SINGAPORE - Parents and educators alike have given a policy shift in the Primary 1 admissions exercise the nod, praising it as a move towards fostering greater inclusivity in schools.
The change to the scheme, under which 40 places will be reserved in every primary school for those with no prior connection to the school from next year, was announced by Prime Minister Lee Hsien Loong at the National Day Rally on Sunday.
The Education Ministry said yesterday that the places will be reserved before the start of the Primary 1 Registration Exercise, and will be open to registrants in phases 2B and 2C.
Mr John Wei, a parent, told My Paper that the policy shift is the right step in "striking a difficult balance that keeps so-called top schools open".

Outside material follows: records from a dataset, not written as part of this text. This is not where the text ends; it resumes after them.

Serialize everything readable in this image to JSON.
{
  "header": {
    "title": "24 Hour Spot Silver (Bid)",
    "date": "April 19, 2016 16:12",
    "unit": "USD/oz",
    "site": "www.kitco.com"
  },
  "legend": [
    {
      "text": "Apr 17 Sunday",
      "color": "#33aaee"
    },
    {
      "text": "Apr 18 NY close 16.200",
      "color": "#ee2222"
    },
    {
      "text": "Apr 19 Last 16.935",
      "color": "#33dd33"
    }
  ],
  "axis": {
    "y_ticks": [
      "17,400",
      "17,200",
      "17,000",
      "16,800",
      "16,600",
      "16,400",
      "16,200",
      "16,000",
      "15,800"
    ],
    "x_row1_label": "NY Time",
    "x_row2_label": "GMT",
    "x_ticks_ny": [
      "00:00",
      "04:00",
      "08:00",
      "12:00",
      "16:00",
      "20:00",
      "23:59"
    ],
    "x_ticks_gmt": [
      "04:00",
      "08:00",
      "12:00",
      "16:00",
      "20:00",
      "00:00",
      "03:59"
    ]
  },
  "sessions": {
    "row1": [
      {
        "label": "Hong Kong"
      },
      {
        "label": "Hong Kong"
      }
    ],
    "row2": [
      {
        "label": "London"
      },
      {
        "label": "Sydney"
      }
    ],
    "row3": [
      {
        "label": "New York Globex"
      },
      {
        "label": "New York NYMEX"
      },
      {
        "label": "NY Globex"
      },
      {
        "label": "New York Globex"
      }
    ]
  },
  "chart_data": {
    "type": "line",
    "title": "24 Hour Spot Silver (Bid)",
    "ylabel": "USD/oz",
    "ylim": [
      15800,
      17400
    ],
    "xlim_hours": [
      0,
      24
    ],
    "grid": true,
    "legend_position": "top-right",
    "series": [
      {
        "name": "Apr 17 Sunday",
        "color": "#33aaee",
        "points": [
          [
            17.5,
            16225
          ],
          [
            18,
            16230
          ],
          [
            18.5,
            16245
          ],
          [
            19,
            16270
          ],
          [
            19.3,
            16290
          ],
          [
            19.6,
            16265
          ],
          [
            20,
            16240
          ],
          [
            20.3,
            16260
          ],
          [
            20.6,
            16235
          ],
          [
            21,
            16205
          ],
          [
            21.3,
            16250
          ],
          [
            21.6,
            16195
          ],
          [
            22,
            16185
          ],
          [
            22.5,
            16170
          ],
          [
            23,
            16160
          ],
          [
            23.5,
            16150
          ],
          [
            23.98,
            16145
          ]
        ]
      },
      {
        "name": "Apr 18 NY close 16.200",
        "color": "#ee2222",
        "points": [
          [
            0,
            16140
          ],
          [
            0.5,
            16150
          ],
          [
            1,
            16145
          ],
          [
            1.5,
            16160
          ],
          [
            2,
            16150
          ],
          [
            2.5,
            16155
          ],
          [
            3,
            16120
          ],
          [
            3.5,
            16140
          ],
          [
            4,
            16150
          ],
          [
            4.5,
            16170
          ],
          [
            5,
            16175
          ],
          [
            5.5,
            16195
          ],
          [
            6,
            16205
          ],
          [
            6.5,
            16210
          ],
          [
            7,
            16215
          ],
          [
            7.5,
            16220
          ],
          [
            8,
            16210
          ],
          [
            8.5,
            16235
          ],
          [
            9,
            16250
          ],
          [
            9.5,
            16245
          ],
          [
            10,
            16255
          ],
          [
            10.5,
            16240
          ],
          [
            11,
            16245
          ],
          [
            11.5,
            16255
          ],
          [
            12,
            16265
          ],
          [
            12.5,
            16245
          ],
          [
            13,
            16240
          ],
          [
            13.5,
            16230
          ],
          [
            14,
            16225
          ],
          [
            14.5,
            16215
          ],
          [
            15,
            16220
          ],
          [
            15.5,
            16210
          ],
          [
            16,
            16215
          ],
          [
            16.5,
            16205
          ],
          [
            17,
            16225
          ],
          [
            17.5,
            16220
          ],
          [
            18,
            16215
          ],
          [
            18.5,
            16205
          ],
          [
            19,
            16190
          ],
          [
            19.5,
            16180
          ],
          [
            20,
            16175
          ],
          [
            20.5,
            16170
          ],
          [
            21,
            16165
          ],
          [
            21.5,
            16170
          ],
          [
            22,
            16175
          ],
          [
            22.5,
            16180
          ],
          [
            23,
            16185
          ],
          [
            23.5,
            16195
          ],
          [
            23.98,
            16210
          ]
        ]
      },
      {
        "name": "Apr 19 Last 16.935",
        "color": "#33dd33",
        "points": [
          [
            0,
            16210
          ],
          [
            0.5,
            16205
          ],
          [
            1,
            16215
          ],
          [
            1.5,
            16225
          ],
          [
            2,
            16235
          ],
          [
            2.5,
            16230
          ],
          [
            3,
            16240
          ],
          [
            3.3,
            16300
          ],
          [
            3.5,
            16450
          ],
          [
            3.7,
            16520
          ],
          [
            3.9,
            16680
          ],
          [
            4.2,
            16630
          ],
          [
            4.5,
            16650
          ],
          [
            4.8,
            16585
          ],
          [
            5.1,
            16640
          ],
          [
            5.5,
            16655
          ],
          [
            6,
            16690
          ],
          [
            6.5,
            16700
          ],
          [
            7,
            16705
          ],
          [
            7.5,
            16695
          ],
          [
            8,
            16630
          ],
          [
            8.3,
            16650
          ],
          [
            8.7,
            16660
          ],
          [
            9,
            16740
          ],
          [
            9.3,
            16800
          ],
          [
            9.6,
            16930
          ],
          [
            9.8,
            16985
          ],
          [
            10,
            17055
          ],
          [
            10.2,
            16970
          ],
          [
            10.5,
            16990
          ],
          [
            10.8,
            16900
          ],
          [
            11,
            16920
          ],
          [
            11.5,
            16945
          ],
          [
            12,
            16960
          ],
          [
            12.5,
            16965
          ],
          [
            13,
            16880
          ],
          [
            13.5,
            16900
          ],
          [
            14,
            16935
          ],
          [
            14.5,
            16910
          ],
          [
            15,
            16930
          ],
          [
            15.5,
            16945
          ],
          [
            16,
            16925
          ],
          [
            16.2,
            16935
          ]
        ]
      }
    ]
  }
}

The 36-year-old full-time graduate student, who will enrol his son, now aged five, in primary school next year, said: "(The school's alumni) are the richer for sharing and for what others can bring to the mix."
Another parent, Ms Leela Jesudason, said her six-year-old son just "missed the boat" as he has already registered for a place at St Andrew's Junior School next year.
"(Reserving) 40 places is not a lot, but it's a good starting point," said the 47-year-old managing director of a public-relations agency.
Her family moved from Upper Thomson to Potong Pasir in order to get a better chance of enrolling her son at the school.
Mr Chia Soo Keng, principal of Henry Park Primary School, told My Paper that the new policy will give prospective pupils with no connection to the school "an enhanced opportunity".
Mr Tan Yap Kin, principal of Ai Tong School, called it "the way to go" as it provides more opportunities for all children.
However, some parents have raised concerns that the policy change will lead to further bottlenecks down the road, and called for more than 40 places to be added.
Housewife Haslina Muhammad, 35, said she expects to face stiff competition when the time comes to enrol her younger son, who is now three, in a school.
Because of that, the mother of two told My Paper that she would most likely register her younger son at Mayflower Primary School under Phase 2A(2), for children whose sibling has studied at the school of choice. Her elder son is expected to start Primary 1 at the school next year.
In a Facebook post on Sunday night, Education Minister Heng Swee Keat said that there is "no perfect policy that can satisfy everyone".
"Education is always a work-in-progress," he said, pointing out that the changes to the system "underscore the fact that we value every child".
"We will work to enable every child to find success, to be the best he can be," he said.